Bleu-Blanc-Rouge. En 2011, dans un article publié sur son site, puis retiré, l’organisation exprimait par ailleurs un « soutien vigilant » à Marine Le Pen. Un communiqué publié peu après démentait ce soutien, tout en considérant que les positions du Front national « à l’encontre de l’islamisation [restent] un pas significatif dans les urgences politiques de notre pays ». Jean-Claude Nataf lui-même était présent lors du défilé frontiste du 1er mai 2013. Le vice-président du FN, Louis Aliot, se souvient de l’avoir croisé à la fête des Bleu-Blanc-Rouge en 2007. « Le FN n’a pas notre sympathie, mais pourquoi détourner les gens du danger réel ? rétorque l’intéressé. Aujourd’hui, 100% de nos agresseurs viennent de la "diversité". »

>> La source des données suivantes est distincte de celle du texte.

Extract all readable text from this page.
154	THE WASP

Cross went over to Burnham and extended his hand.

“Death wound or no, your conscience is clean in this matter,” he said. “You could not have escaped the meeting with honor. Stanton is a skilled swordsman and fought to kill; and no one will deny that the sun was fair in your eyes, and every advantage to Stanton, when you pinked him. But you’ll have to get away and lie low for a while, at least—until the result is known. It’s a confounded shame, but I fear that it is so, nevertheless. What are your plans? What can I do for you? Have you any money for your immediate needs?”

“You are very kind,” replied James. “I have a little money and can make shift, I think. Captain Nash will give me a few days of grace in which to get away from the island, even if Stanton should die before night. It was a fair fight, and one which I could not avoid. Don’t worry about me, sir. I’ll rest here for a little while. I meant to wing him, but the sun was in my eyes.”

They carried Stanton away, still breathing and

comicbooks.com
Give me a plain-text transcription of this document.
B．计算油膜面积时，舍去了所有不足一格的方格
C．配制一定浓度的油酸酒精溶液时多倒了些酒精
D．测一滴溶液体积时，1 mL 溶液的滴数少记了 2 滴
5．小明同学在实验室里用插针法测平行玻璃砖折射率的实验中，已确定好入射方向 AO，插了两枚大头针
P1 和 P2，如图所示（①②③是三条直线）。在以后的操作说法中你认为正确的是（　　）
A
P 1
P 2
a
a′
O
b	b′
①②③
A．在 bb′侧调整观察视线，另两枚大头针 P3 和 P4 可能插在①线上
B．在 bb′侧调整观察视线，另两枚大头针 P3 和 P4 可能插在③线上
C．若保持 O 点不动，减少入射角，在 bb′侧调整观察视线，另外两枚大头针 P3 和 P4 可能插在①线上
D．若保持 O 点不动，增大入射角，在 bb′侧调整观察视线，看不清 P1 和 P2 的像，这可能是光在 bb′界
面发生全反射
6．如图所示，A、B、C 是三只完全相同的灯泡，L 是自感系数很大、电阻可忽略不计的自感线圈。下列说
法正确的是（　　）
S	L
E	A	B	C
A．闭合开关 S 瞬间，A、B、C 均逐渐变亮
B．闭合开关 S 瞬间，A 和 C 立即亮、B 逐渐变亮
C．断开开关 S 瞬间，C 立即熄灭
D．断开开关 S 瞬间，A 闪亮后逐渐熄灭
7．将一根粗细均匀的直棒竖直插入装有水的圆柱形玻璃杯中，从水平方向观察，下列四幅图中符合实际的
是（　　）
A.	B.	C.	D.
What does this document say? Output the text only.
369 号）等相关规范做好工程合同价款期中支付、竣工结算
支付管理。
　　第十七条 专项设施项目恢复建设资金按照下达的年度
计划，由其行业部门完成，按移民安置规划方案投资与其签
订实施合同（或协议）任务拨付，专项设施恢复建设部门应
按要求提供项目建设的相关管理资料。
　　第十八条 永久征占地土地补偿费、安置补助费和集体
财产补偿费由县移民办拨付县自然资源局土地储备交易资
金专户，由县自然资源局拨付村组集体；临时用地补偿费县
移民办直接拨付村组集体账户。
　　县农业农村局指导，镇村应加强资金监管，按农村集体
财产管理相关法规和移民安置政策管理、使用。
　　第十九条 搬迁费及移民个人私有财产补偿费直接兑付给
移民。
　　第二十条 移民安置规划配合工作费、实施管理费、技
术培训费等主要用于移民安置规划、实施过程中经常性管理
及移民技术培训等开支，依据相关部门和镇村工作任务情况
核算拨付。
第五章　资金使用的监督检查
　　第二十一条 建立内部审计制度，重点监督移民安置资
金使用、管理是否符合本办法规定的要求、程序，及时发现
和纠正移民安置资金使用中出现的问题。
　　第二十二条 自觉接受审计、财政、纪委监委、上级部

Autant de fondamentaux qui font de la LDJ la bête noire des propalestiniens. « Il s’agit tout simplement d’une milice privée », juge Dominique Cochain, avocate historique de la cause palestinienne, qui énumère de nombreux cas d’« agressions pures et simples » attribuées à la Ligue. En juillet 2012, Olivia Zemor, présidente de CAPJPO-EuroPalestine, a par exemple été aspergée de peinture par des membres de la LDJ s’étant fait passer pour des journalistes. Des voies de fait trop peu punies, se plaignent ses détracteurs, qui accusent les autorités d’indulgence à son égard. « Il y a des condamnations individuelles, légères, mais on ne remonte jamais jusqu’à l’organisation », dénonce Dominique Cochain. Des soupçons d’impunité que Nataf ne cherche même pas à dissiper : « Nous n’avons rien contre la police, au contraire, sourit-il. Lors de la manifestation du 13 juillet, on a même travaillé avec elle : les policiers voyaient bien qui était l’agresseur et qui se défendait. » Et d’ajouter : « De toute façon, avec Valls, on a tout ce qu’on veut. »

[...] Pour le président du Crif, Roger Cukierman, « la LDJ ne donne pas une bonne image des juifs de France, et je ne peux cautionner ses méthodes ». Cependant, juge-t-il, « beaucoup de juifs ont l’impression que les autorités ne font rien pour les protéger. Avant de songer à interdire la LDJ, qu’on s’occupe de ceux qui attaquent les synagogues. Car le risque est bien qu’il se crée des milices privées ». Aussi mesurée soit-elle, la condamnation fait rire Jean-Claude Nataf : « Officiellement, le Crif et nous n’avons pas de rapports. La réalité, c’est que quand ils organisent quelque chose, nous sommes sur place pour sécuriser - mais à l’extérieur. » Et « le Vieux » de claironner que, dans la période actuelle, la LDJ a reçu plus de messages de soutiens que jamais."